The Two Faces of January – film review

Patricia Highsmith wrote great thriller novels – great because they are more than thrillers – but Hollywood keeps picking the wrong ones. Strangers on a Train: not her best, though good Hitchcock. The Talented Mr Ripley: not her best, though good Minghella. The Two Faces of January is not even good Hossein Amini.

Who? Amini screenwrote Jude and The Wings of the Dove and now directs his first feature. It captivates for half an hour. Viggo Mortensen and Kirsten Dunst, conman and wife, stray across drifter-hustler Oscar Inside Llewyn Davis Isaac in what the screen captions Hollywoodishly as “Athens, Greece.” (As opposed to what, an Acropolis-bearing Athens, Georgia?)
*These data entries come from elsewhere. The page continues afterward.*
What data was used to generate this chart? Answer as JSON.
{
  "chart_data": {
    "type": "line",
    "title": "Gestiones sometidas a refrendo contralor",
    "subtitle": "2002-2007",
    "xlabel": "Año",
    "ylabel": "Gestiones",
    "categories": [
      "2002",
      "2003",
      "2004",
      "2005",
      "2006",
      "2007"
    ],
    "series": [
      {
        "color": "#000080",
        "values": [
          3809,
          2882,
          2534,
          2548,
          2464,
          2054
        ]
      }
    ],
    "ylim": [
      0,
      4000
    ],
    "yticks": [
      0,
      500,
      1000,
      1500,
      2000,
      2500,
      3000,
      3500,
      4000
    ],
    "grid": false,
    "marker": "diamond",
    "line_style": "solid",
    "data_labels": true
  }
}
There’s a murder. There may be a blackmail plot. The story moves to Crete, where in one endearingly crackpot sequence the trio camp for the night in an unprotected Knossos palace. It’s a tourist site, dear filmmakers! Tickets! Barriers! Officialdom! Anyway, there’s another killing there – distraction therapy for pedants – and we move on, and on . . . By the Istanbul last act the movie has become incurably woolly and one-note-enigmatic. Highsmith’s best, by the way? This Sweet Sickness (briefly and long ago a French art movie, now overdue for A-team Anglo adaptation). And the weird, stunning Edith’s Diary, begging for a cine-genius to do it screen justice.